Essay · Level 4 · 138 words

Reading the River

Mark Twain, Life on the Mississippi (1883). Public domain.

The face of the water, in time, became a wonderful book — a book that was a dead language to the uneducated passenger, but which told its mind to me without reserve, delivering its most cherished secrets as clearly as if it uttered them with a voice. And it was not a book to be read once and thrown aside, for it had a new story to tell every day. Throughout the long twelve hundred miles there was never a page that was void of interest, never one that you could leave unread without loss, never one that you would want to skip, thinking you could find higher enjoyment in some other thing. There never was so wonderful a book written by man; never one whose interest was so absorbing, so unflagging, so sparklingly renewed with every reperusal.

Comprehension questions

1. What does Twain mean by calling the river a "book"?

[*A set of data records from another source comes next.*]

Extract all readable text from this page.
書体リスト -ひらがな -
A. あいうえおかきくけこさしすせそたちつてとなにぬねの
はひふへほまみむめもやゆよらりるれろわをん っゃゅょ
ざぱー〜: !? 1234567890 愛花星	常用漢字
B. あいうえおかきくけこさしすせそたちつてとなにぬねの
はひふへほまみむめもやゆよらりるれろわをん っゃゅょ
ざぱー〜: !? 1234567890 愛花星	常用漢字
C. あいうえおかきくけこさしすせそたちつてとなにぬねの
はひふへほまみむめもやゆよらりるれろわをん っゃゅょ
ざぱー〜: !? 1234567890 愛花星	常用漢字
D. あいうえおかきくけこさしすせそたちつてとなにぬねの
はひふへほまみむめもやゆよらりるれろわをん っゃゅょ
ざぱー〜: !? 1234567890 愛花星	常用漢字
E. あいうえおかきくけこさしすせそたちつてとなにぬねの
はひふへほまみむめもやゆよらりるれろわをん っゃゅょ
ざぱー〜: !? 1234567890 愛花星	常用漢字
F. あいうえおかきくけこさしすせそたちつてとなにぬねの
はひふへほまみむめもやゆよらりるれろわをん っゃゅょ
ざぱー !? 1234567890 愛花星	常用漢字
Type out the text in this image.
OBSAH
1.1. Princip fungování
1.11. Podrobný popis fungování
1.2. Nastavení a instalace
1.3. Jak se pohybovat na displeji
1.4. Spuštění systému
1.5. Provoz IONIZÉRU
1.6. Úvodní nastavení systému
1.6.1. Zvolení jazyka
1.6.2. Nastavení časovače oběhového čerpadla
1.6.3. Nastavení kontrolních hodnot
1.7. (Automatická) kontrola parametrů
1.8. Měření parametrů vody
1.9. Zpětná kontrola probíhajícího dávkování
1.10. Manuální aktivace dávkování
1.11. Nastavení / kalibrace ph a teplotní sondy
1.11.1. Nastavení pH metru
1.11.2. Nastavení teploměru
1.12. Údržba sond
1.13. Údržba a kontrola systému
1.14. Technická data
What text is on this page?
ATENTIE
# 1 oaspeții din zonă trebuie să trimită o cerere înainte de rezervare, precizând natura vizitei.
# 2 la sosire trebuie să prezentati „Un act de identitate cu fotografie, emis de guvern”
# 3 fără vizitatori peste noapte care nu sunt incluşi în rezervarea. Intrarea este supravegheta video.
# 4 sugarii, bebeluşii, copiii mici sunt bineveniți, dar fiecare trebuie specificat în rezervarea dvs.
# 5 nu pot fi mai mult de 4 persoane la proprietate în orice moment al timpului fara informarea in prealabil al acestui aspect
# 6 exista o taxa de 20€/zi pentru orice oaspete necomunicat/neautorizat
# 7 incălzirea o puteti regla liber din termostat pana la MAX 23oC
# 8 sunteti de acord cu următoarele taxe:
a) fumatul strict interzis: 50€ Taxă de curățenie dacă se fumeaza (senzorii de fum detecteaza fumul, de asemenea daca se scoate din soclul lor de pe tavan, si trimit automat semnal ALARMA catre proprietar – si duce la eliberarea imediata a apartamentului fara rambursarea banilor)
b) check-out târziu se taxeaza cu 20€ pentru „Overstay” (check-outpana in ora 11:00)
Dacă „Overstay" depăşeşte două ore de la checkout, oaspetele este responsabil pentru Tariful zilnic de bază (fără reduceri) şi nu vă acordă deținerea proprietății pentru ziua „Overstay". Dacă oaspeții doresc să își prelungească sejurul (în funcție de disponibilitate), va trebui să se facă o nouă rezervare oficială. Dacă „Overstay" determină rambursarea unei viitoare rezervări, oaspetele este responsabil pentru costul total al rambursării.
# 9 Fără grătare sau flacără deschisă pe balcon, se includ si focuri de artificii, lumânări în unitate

  • A He literally read books while on the river.
  • B The river's surface held meaning that a trained eye could interpret.
  • C The river was as boring as a textbook.
  • D Passengers wrote about the river in journals.
Show answer

B. The river's surface held meaning that a trained eye could interpret.
Twain treats the water's "face" as a text whose "secrets" he, unlike the untrained passenger, could read.

2. Why is the river "a dead language to the uneducated passenger"?

  • A Because passengers could not see the water
  • B Because only trained skill lets one read its signs
  • C Because the river had no features
  • D Because passengers spoke a foreign language
Show answer

B. Because only trained skill lets one read its signs
Like a language one hasn't learned, the river's meaning is inaccessible without the training Twain acquired.

3. "Unflagging" as used here most nearly means:

  • A never weakening
  • B frequently changing
  • C poorly marked
  • D easily ignored
Show answer

A. never weakening
Twain praises the river's "unflagging" interest — interest that never tires or diminishes.